Gli anziani fanno tanta tenerezza perchè sono i più smarriti. Non sentono di meritarsi anche questo, soprattutto quelli di loro che hanno  vissuto anche  la guerra. E per fortuna qui non ci sono stati morti, forse neanche feriti… In questo piccolo, produttivo, paesino dell’Emilia, le persone si arrangiano (non c’è la Protezione Civile che pensa loro, perchè, per loro fortuna, hanno subito meno danni di altri paesi), non “piagnucolano” e si lamentano poco. Chiedono solo di tornare a vivere come prima, di lavorare, di riavere una casa. E hanno voglia di ricominciare…

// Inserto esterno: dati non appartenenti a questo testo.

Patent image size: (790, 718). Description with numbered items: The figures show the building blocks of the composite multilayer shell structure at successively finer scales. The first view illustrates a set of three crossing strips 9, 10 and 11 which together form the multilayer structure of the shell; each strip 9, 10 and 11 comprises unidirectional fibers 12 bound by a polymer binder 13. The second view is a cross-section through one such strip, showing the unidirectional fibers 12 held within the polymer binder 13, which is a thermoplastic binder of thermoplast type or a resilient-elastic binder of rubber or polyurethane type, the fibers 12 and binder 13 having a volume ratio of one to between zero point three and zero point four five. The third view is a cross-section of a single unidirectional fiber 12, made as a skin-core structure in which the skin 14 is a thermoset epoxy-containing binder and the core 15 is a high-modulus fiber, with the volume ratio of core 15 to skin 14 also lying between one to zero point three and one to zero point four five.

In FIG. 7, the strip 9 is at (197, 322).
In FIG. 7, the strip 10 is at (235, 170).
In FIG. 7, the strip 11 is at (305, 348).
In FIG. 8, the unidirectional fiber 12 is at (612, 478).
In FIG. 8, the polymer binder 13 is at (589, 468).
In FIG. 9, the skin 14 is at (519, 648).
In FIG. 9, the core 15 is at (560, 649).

E’ importante continuare a pensare a loro, anche concretamente. La gestione quotidiana ormai è assicurata, il futuro no. Hanno bisogno di soldi per ricostruire e so che ogni comune ha aperto conti correnti, dove sperano arrivino tanti soldini proprio per loro, per le loro case, per le loro scuole, per i loro luoghi di lavoro.

Qui, in particolare, non chiedono più vestiti  (gliene sono arrivati tanti) e ogni settimana tante associazioni di occupano di far sapere ciò che  occorre di più (cambia sempre). Ringrazio di cuore tutti voi che avete contribuito a farli sentire ricordati e amati.

Ne hanno un profondo bisogno. Chiedono poco, hanno già rialzato la testa.

Mi accorgo, però, se ascolto e guardo col cuore, che hanno tanta tanta paura e, forse, nel loro profondo vorrebbero piangere e rifugiarsi fra le braccia di una mamma e sentirsi dire “stai tranquillo, è stato solo un sogno”. Ma un sogno non è stato, è tutto, tristemente vero. La vita continua e anche una tragedia come questa porta un dono: ci ricorda quanto sia importante vivere ogni giorno con presenza, amore e gratitudine e dare valore a ciò che di valore ne ha tanto: l’amicizia, la famiglia, la Vita.

Ancora grazie a tutti.

Maria Cristina Sapori

P.S. Ho fotografato solo il campo autogestito, perchè fotografare le loro case mi sembrava una violenza.